Tuesday, January 28, 2014

Census statistics in the 1800s

My older daughter was doing research into our family lineage through my recollections of births of my grandparents back to about the 1840s. She was able to find my Great Grandfather who was born in 1844 who was a Captain in the Northern Army of the Civil War from Kansas. This would have made him 21 at the end of the war in 1865. She was able to find his wife who was born in 1851 and the names of their 5 living children including my father's father who was born in 1890 also in Kansas. My great Grandfather owned a farm where he raised his kids there in Kansas and owned a Pharmacy. Likely he saw so much death that after the war he started selling medicines to people as therapy for what he saw in the war. He sold his pharmacy in 1925 and my father told me he lived to be 105 years old. If this is true he lived until 1949 a year after I was born.

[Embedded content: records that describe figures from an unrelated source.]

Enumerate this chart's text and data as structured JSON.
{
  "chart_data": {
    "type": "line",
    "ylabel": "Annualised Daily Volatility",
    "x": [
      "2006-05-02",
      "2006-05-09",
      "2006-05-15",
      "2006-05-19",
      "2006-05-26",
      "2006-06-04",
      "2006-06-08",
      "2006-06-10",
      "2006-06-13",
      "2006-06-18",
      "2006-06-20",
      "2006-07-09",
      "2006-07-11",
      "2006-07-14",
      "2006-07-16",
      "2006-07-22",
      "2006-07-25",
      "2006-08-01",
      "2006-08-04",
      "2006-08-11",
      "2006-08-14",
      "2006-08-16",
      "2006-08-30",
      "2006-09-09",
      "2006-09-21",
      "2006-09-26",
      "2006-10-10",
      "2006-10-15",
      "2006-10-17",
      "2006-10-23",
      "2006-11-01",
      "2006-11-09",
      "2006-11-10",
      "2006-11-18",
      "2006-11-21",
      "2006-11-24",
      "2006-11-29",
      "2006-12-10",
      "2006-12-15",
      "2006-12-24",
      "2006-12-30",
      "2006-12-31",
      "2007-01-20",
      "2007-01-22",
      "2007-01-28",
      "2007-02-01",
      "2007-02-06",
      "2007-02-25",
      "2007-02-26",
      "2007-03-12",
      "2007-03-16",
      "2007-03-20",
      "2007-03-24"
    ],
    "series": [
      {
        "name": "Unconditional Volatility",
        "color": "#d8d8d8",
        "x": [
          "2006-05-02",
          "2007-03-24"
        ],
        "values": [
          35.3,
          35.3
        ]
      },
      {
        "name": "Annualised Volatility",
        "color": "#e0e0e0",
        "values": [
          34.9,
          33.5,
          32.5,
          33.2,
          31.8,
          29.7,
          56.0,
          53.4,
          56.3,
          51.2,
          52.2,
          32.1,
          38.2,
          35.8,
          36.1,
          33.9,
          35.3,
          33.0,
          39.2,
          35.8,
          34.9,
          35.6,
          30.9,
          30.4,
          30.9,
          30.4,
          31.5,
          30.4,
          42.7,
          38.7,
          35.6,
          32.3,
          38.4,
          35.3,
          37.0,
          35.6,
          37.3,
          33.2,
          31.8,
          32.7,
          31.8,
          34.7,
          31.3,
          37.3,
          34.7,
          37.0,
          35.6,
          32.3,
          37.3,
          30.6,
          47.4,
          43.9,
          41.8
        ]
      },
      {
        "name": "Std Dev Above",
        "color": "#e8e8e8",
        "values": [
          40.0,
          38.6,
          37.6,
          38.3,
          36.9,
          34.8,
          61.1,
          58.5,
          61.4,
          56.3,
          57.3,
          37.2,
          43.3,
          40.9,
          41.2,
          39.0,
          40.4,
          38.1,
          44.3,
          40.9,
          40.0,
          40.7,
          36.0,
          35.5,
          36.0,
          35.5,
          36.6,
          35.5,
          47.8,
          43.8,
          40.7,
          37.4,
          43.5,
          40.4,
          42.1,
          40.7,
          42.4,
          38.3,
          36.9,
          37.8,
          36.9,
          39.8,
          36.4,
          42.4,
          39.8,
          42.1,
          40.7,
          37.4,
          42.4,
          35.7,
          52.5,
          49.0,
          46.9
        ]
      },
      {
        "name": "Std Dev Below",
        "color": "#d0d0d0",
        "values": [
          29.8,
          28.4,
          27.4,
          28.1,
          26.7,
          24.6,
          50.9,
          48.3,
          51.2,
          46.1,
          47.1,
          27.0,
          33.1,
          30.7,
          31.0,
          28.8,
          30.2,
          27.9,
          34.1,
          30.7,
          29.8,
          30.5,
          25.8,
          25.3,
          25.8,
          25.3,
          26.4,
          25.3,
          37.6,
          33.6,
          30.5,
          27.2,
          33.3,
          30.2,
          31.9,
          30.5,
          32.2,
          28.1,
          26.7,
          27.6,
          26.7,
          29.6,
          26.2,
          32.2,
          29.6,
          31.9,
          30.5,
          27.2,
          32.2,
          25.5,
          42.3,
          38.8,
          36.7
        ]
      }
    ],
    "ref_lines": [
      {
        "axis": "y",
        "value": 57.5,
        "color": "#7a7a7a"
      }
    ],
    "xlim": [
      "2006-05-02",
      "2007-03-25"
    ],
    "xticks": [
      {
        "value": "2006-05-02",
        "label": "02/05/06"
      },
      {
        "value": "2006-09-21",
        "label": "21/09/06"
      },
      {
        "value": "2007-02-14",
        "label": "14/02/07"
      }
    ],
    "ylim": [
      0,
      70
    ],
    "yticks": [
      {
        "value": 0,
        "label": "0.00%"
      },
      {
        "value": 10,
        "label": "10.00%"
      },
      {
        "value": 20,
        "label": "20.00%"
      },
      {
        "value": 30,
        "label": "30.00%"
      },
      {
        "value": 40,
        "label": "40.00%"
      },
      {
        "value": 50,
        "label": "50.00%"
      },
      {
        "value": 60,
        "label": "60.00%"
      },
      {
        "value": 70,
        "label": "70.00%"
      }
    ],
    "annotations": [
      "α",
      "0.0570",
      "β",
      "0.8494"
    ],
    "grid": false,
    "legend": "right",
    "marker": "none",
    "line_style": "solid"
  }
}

She also found out through Census records that my grandfather on my mother's side was born in 1883 and I already knew my mother's mother was born in 1888 in Philadelphia before her family's home burned down there and they all had to return to Scotland from where they were from. There were 12 children in her family and they all returned to the U.S. where the oldest got a job at one of the Omaha, Nebraska newspapers. The oldest got jobs for those interested in staying in Omaha from Scotland after they went there one by one. My Grandfather came back to the U.S. from Scotland with his new wife which was one of the 12 brothers and sisters who returned to the U.S. and lived in Nebraska. My grandfather then Graduated from Moody Institute as a Methodist Minister and was offered a position in Seattle, so he took his wife and three daughters(the youngest my mother) to Seattle to live there where my mother met my father in the early 1940s and married him in 1946 when she was 27. I was born when she was 29. We then moved to California in 1952 where our family mostly has lived ever since in San Diego, Los Angeles, San Bernadino counties as well as Northern California.